Anthony McIntyre, one of the participants of the Boston college tape said today:

“These tapes were made solely for academic purposes. They were never intended to be used for criminal investigations. I welcome the fact that the Supreme Court will now hear this case given the important issues at hand”

Gavin Booth of Phoenix Law, solicitor for Mr. McIntyre said: “We welcome the decision of the UK Supreme Court to allow us to be heard on the issues critical to Mr. McIntyre’s case. The Court is expected to sit in early October 2019. We look forward to this hearing before the Supreme Court.”

Notes for Editors:

In 2001 Anthony McIntyre became involved in an academic oral history project known as the “Belfast Project” with the journalist and author Ed Moloney who was the project Director.

The project was sponsored by Boston College, Massachusetts, USA. The object of the project was to collect and preserve for academic research the recollections of members of republican and loyalist paramilitary organisations. The methodology was to gather first-hand testimony by way of voice recordings from participants.

The project lasted from 2001 until May 2006. It began with interviews of former members of the Provisional IRA and was subsequently expanded to include interviews with former members of the Ulster Volunteer Force. The applicant was a researcher. He interviewed past participants in the conflict recording their personal recollections. His experience as a journalist and a participant gave him access to those people and enabled them to repose a degree of trust in him which they might not otherwise have had.

Each participant gave the content of the recordings into the possession of Boston College for preservation. Access to the tapes was to be restricted until after the interviewee’s death except where they provided prior written authority for their use otherwise. The applicant maintains that it was always understood that the contents of the interviews might be accessible after death, primarily for academic purposes. He says that it was never envisaged that the contents would be accessed by the Police Service of Northern Ireland (“PSNI”) for the purposes of criminal investigation or prosecution.

Upon learning of the attempts by the PSNI and PPS to obtain the clients tapes he initiated Judicial Review proceedings in the Divisional Court in Belfast.

JUDGMENT was handed down on 22 October 2018 In the matter of an application for Judicial Review by Anthony McIntyre [2018] NIQB 79 is available at: https://judiciaryni.uk/sites/judiciary/files/decisions/McIntyre%27s%20%28Anthony%29%20Application.pdf

On 22 May 2019 Mr.

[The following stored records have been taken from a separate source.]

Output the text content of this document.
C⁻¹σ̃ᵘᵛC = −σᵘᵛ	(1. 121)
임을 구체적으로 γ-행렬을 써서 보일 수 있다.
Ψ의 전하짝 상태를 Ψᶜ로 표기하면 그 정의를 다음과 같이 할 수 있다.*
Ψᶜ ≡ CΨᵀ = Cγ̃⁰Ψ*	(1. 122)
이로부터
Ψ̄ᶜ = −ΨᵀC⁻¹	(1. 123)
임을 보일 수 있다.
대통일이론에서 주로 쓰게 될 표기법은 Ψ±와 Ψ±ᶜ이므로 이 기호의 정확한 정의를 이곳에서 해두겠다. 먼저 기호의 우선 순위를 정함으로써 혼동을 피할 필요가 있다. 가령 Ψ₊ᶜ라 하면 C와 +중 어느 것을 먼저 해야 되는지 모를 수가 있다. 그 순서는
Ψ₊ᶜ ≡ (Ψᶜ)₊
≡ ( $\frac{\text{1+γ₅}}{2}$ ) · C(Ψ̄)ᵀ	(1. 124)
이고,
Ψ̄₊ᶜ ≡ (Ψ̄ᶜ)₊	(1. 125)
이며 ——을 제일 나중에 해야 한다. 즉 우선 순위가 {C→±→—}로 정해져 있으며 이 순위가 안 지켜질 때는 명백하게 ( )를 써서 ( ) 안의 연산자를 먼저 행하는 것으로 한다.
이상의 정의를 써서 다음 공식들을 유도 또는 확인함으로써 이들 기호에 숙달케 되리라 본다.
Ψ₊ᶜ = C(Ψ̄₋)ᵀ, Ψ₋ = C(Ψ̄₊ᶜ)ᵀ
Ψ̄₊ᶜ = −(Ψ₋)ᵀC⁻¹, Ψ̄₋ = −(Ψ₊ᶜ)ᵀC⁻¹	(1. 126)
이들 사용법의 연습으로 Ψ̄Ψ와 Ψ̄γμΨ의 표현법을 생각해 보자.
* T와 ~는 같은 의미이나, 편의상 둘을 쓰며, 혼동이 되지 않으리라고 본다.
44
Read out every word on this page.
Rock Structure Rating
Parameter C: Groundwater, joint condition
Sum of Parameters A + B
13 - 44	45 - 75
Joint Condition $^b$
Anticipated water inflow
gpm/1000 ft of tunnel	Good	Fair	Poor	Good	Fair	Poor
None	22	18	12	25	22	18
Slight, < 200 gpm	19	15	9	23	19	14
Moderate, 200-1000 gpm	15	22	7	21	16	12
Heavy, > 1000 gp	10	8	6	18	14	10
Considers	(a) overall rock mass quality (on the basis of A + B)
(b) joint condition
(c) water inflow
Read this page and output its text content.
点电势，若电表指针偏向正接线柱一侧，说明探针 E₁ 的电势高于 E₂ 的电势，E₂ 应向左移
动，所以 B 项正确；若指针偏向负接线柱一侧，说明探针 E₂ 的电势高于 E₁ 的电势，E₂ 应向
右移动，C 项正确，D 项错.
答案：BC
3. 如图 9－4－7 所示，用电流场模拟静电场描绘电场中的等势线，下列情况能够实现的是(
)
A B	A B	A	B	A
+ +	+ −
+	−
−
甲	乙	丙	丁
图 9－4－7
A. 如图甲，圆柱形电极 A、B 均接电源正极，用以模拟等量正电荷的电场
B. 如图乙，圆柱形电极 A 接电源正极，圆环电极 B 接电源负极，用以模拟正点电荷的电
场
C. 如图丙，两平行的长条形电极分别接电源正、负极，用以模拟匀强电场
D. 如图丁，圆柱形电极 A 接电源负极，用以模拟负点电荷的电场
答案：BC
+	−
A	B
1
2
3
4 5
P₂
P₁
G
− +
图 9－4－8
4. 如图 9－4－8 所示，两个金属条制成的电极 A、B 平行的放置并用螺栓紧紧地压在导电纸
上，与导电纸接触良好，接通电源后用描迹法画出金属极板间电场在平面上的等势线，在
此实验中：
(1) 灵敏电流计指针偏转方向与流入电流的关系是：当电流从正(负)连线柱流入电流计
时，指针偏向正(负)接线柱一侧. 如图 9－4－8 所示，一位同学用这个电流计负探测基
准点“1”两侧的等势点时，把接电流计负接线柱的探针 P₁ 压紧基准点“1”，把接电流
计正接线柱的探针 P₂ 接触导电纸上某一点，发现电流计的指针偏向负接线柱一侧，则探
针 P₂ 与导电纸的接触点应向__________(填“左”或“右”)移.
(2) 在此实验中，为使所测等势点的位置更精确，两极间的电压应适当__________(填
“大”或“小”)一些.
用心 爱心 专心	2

McIntyre was granted an appeal to the UK Supreme Court.

END OF PRESS RELEASE

Boston tapes: Ex-IRA man to take case to Supreme Court

Boston tapes: Ex-IRA man to take case to Supreme Court
By Julian O’Neill
BBC News NI Home Affairs Correspondent
BBC News

Former IRA man Anthony McIntyre was a lead researcher on the oral history project

A former IRA member has been granted a Supreme Court hearing in a last attempt to stop police getting secret recordings about his role during the Troubles.

Anthony McIntyre gave the interviews as part of the oral history project known as the Boston tapes.
The hearing, expected in October, will seek to overturn a ruling made in favour of the police last year.

Meantime, the tapes remain in secure storage in a Belfast court building.

Mr McIntyre’s legal team has argued police should not be allowed the recordings due to mistakes in an International Letter of Request (ILOR), which set out a list of alleged offences that detectives are investigating.

“We welcome the decision of the UK Supreme Court to allow us to be heard on the issues critical to Mr McIntyre’s case,” said his solicitor Gavin Booth.

Mr McIntyre became involved with the Boston College project in 2001 as one of the main researchers.
He is among dozens of ex-paramilitaries who gave testimonies about their role during the Troubles on the understanding the accounts would remain confidential while they are alive.

However, the Police Service of Northern Ireland (PSNI) later secured transcripts given by former IRA woman Dolours Price and high-profile loyalist, Winston Rea.

They have been seeking Mr McIntyre’s recordings for several years.

The Belfast man was jailed for murder in 1977.